A young developing brain subjected to dental trauma can result in a deeply ingrained phobia of visiting a dentist. The fear is often irrational to adults, however it is important to manage this anxiety correctly.
Fortunately these days we have ways in which we can manage ‘dental anxiety’, and here are some options :
1. Good Dentist - Patient Relationship
Research has shown that one of the strongest ways to reduce dental anxiety is to find a dentist that you get on with and trust. Trust is earnt so it may not come straight away - but overtime this can be one of the most powerful ways to reduce anxiety.
2. Good Local Anesthetic
Before 1884 there was no pain relief when getting dental work - except for a bottle of rum before the surgery! Thankfully, modern anesthetics are strong and control pain very well. Good injection technique and using topical anesthetics (gels that numb before the injection) can often allow painless injections.
3. Laughing Gas
In 1799, a chemist by the name of David Huphrey discovered nitrous oxide gas or 'laughing gas'. The gas reduces anxiety and also has a mild pain relief effect. We use this a lot for kids and for patients who are getting deep cleans. The name ‘laughing’ comes from the odd patient who can’t stop ‘giggling’. One of the benefits of the gas is that patients recover very quickly afterwards.
4. Oral Sedation
Oral Sedation can be used to reduce anxiety prior to an appointment. It is a mild and easy way to relax patients. However, it can be a bit hit and miss getting the desired level of sedation.
5. Intravenous Sedation
Intravenous Sedation is the most powerful tool we have to control ‘dental anxiety’. A small port in your arm allows us to administer a sedative. The beauty about intravenous sedation is that we can control (titrate) the level of sedation for each person to suit their needs.

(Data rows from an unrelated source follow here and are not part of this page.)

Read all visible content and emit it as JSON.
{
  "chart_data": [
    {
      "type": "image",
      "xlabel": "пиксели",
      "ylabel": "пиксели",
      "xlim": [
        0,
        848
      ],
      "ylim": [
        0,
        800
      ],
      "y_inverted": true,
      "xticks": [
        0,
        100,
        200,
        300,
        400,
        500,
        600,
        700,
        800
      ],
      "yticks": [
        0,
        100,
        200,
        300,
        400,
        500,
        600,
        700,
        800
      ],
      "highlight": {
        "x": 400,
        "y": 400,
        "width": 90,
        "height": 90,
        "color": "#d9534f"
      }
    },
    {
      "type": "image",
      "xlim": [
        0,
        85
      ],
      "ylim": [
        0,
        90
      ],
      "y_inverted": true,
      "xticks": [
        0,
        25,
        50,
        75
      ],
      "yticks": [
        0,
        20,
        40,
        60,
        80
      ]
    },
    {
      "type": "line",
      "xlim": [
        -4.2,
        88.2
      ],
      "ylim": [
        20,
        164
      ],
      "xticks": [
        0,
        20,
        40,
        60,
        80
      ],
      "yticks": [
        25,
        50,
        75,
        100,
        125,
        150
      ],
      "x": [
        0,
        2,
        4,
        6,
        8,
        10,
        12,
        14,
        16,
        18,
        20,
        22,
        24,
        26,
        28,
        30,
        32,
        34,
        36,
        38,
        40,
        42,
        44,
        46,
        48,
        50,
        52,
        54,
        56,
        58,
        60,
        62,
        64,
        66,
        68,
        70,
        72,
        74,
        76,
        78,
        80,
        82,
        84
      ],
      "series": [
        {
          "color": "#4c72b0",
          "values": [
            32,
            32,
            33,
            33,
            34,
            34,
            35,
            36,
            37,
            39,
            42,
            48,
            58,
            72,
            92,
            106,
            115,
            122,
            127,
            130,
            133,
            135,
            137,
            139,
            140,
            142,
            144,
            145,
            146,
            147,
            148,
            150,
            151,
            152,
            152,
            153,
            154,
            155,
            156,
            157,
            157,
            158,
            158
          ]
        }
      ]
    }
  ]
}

People are usually a little groggy for the day or so. However, most people report very little recollection of the procedure and a positive experience.
There are a lot of options available to manage ‘dental anxiety’. Do not allow your fear to stop you from going to a dentist as this will only lead to neglect and further problems.
Dentists these days are aware of the rough times people have had in the past - and I know I don’t want to be talked about in 100 years as one of those people! So find a good dentist and break through those fears.